Lucia, a willful and wild American woman who was once herself the proprietress of Shanghai’s most exclusive courtesan house, nurses her own secret wounds, which she first sustained when, as a teenager, she fell in love with a Chinese painter and followed him from San Francisco to Shanghai. Her search for penance and redemption will bring her to a startling reunion with Flora, Violet’s daughter, and will shatter all that Violet believed she knew about her mother.
Spanning fifty years and two continents, The Valley of Amazement is a deeply moving narrative of family secrets, the legacy of trauma, and the profound connections between mothers and daughters, that returns readers to the compelling territory Amy Tan so expertly mapped in The Joy Luck Club. With her characteristic wisdom, grace, and humor, she conjures a story of the inheritance of love, its mysteries and senses, its illusions and truths.
Review: If you have read an Amy Tan book before then you know she is an author who likes to explore mother-daughter relationships through fine storytelling.

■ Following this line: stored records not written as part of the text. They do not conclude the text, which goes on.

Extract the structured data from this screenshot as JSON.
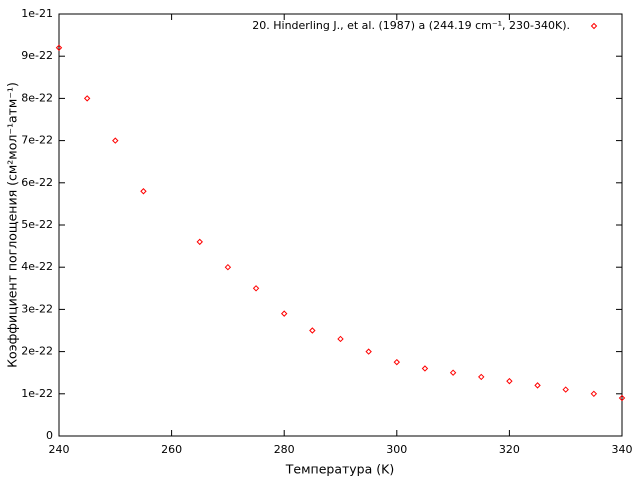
{
  "chart_data": {
    "type": "scatter",
    "x_label": "Температура (K)",
    "y_label": "Коэффициент поглощения (см²мол⁻¹атм⁻¹)",
    "series": [
      {
        "name": "20. Hinderling J., et al. (1987) a (244.19 cm⁻¹, 230-340K).",
        "color": "#ff0000",
        "x": [
          240,
          245,
          250,
          255,
          265,
          270,
          275,
          280,
          285,
          290,
          295,
          300,
          305,
          310,
          315,
          320,
          325,
          330,
          335,
          340
        ],
        "values": [
          9.2e-22,
          8e-22,
          7e-22,
          5.8e-22,
          4.6e-22,
          4e-22,
          3.5e-22,
          2.9e-22,
          2.5e-22,
          2.3e-22,
          2e-22,
          1.75e-22,
          1.6e-22,
          1.5e-22,
          1.4e-22,
          1.3e-22,
          1.2e-22,
          1.1e-22,
          1e-22,
          9e-23
        ]
      }
    ],
    "xlim": [
      240,
      340
    ],
    "xticks": [
      240,
      260,
      280,
      300,
      320,
      340
    ],
    "ylim": [
      0,
      1e-21
    ],
    "yticks": [
      0,
      1e-22,
      2e-22,
      3e-22,
      4e-22,
      5e-22,
      6e-22,
      7e-22,
      8e-22,
      9e-22,
      1e-21
    ],
    "legend": "top-right",
    "grid": false
  }
}
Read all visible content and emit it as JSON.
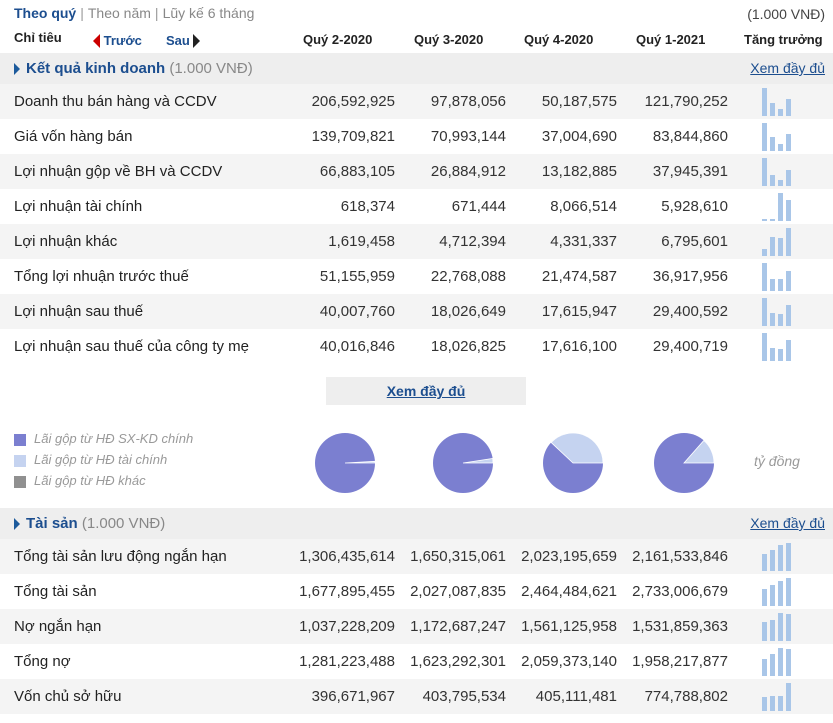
{
  "tabs": {
    "quarter": "Theo quý",
    "year": "Theo năm",
    "ytd": "Lũy kế 6 tháng",
    "sep": "|"
  },
  "unit_top": "(1.000 VNĐ)",
  "header": {
    "indicator": "Chỉ tiêu",
    "prev": "Trước",
    "next": "Sau",
    "periods": [
      "Quý 2-2020",
      "Quý 3-2020",
      "Quý 4-2020",
      "Quý 1-2021"
    ],
    "growth": "Tăng trưởng"
  },
  "colors": {
    "accent": "#1c4e8f",
    "bar": "#a9c6e8",
    "pie_main": "#7b7fd0",
    "pie_light": "#c5d3f0",
    "pie_gray": "#909090"
  },
  "business": {
    "title": "Kết quả kinh doanh",
    "unit": "(1.000 VNĐ)",
    "more": "Xem đầy đủ",
    "rows": [
      {
        "label": "Doanh thu bán hàng và CCDV",
        "values": [
          "206,592,925",
          "97,878,056",
          "50,187,575",
          "121,790,252"
        ]
      },
      {
        "label": "Giá vốn hàng bán",
        "values": [
          "139,709,821",
          "70,993,144",
          "37,004,690",
          "83,844,860"
        ]
      },
      {
        "label": "Lợi nhuận gộp về BH và CCDV",
        "values": [
          "66,883,105",
          "26,884,912",
          "13,182,885",
          "37,945,391"
        ]
      },
      {
        "label": "Lợi nhuận tài chính",
        "values": [
          "618,374",
          "671,444",
          "8,066,514",
          "5,928,610"
        ]
      },
      {
        "label": "Lợi nhuận khác",
        "values": [
          "1,619,458",
          "4,712,394",
          "4,331,337",
          "6,795,601"
        ]
      },
      {
        "label": "Tổng lợi nhuận trước thuế",
        "values": [
          "51,155,959",
          "22,768,088",
          "21,474,587",
          "36,917,956"
        ]
      },
      {
        "label": "Lợi nhuận sau thuế",
        "values": [
          "40,007,760",
          "18,026,649",
          "17,615,947",
          "29,400,592"
        ]
      },
      {
        "label": "Lợi nhuận sau thuế của công ty mẹ",
        "values": [
          "40,016,846",
          "18,026,825",
          "17,616,100",
          "29,400,719"
        ]
      }
    ]
  },
  "middle": {
    "more": "Xem đầy đủ",
    "legend": [
      "Lãi gộp từ HĐ SX-KD chính",
      "Lãi gộp từ HĐ tài chính",
      "Lãi gộp từ HĐ khác"
    ],
    "unit": "tỷ đồng",
    "pie_light_fraction": [
      0.009,
      0.024,
      0.38,
      0.135
    ]
  },
  "assets": {
    "title": "Tài sản",
    "unit": "(1.000 VNĐ)",
    "more": "Xem đầy đủ",
    "rows": [
      {
        "label": "Tổng tài sản lưu động ngắn hạn",
        "values": [
          "1,306,435,614",
          "1,650,315,061",
          "2,023,195,659",
          "2,161,533,846"
        ]
      },
      {
        "label": "Tổng tài sản",
        "values": [
          "1,677,895,455",
          "2,027,087,835",
          "2,464,484,621",
          "2,733,006,679"
        ]
      },
      {
        "label": "Nợ ngắn hạn",
        "values": [
          "1,037,228,209",
          "1,172,687,247",
          "1,561,125,958",
          "1,531,859,363"
        ]
      },
      {
        "label": "Tổng nợ",
        "values": [
          "1,281,223,488",
          "1,623,292,301",
          "2,059,373,140",
          "1,958,217,877"
        ]
      },
      {
        "label": "Vốn chủ sở hữu",
        "values": [
          "396,671,967",
          "403,795,534",
          "405,111,481",
          "774,788,802"
        ]
      }
    ]
  }
}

I will always take an interest in her books because I know she is capable of placing me within the landscape her characters inhabit, and she did not disappoint when it came to this. The disappointment I took from this novel was the length of it!
Don’t get me wrong — I am completely fine with novels of a long length when they include an intricate plotline and the poignant development of characters. But the women that make up the multi-generational family at the heart of The Valley of Amazement were too similar. Lulu, Violet, and Flora have all encountered unrequited (according to their minds) emotional value from those they believed should have provided it to them, such as their parents or lovers. Because of their disappointment in feeling loved all the women fall into similar patters in terms of how their lives are lived. It was depressing to read and in many cases illogical. I find it hard to believe that the mothers in two situations failed to put in a search for their missing daughters. If they had looked sooner then the story could have moved along faster.
My conclusive thoughts are that this was a decent book; it could have benefited from some serious editing. If you are interested in books about mother-daughter relationships, courtesans in Shanghai during the early 1900s, and race relations between Americans and the Chinese in Shanghai, then this might be the book for you. Otherwise, I’d suggest some of Tan’s earlier work so you might see her true skill.